The data that Sharewall collects on what articles people like to read will be used to produce targeted emails with suggestions for further reading. Those emails subsequently become inventory for more ad sales.

“We have combined the email with machine learning and AI to predict what kinds of interests a user may have and what is relevant,” he says. The publisher adds one line of code and Sharewall adds everything else, he says. “a fully automated plug and play solution.” The ads that then run in the emails could either be from the publisher’s own inventory, or from ad networks that Sharewall will work with. And he says that ultimately, all user data stays with the publishers themselves — not Sharewall.

Screen Shot 2014-07-03 at 12.45.58Sharewall might sound familiar to some in name and concept: the basic idea of tracking and recognising social sharing by specific users was sketched out by Khoi Vinh, a former designer at the NYT who is now VP of user experience at Wildcard; it was then expanded on by Xavier Damman, a co-founder at Storify (acquired by Livefyre) as a format that could see the “shares” sponsored by brands and as offers of one-time passes over a site’s paywall.
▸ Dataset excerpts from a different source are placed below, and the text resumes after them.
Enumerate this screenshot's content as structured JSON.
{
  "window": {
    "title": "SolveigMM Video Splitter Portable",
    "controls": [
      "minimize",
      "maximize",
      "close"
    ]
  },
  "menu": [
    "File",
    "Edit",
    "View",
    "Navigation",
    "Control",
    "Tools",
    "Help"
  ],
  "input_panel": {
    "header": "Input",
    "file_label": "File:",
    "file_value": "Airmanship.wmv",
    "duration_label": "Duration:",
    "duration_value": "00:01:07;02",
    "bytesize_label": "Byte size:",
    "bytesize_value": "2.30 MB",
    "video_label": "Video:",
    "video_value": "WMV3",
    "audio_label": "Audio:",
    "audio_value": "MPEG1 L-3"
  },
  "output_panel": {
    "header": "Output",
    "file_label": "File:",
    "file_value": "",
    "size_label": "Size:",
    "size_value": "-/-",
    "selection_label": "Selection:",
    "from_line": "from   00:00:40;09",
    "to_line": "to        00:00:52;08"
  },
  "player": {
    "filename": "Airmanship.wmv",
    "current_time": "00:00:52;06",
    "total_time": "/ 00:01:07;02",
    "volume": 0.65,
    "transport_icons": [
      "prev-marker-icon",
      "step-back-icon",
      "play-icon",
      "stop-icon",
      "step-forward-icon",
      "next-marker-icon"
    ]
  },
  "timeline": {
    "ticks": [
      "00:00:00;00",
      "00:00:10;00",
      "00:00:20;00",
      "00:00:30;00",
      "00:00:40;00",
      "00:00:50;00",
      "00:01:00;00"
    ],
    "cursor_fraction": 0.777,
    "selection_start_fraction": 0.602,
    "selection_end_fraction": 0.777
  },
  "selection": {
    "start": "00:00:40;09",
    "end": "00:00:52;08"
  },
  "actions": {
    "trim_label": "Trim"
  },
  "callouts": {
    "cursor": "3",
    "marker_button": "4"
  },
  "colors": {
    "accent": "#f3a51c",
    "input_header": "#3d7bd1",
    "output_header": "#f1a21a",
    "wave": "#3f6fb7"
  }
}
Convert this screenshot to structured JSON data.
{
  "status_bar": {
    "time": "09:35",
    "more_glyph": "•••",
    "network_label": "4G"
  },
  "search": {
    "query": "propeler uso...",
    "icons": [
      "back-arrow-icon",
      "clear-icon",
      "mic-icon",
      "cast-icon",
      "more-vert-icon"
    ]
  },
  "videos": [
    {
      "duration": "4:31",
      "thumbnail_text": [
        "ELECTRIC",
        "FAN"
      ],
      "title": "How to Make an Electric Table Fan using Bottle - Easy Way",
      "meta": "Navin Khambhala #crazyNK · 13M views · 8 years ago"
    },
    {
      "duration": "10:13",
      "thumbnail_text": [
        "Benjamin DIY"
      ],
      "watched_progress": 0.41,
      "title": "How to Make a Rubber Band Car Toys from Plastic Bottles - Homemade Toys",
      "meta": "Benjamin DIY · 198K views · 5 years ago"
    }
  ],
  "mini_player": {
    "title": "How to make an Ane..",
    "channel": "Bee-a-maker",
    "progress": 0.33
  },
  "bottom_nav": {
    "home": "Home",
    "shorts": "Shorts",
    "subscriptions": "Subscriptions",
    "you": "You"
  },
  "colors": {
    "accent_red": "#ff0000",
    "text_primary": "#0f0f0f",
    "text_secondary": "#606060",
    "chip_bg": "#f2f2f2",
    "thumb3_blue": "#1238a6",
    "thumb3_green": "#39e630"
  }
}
Ibsen laughs when I bring this up to him: “It’s a coincidence,” he says. “We started working on this three years ago. By the time that post was published in March, we’d already raised our seed round and started developing the go to market version of the product. Also, from a publisher perspective I think the essential part is the monetisation from emails.”

It’s still a big question mark whether this will be seen as one more spammy social feature, or whether advertisers and publishers will bite.

Ibsen tells me that initially Sharewall will be rolled out on mobile internet sites as the most natural fit on the user side. “There is almost a 100% correlation between people who read news on mobile and people have social networking accounts,” he says.

There is one publisher already signed up for the service, and two more in the final stages of evaluating it. All three are recognisable names that currently do not have any kind of paywalls on their websites are are looking for ways to drive more revenues without resorting to them.

Sharewall has raised a seed round of £150,000 from Ingenious Media and is in the process of closing its Series A.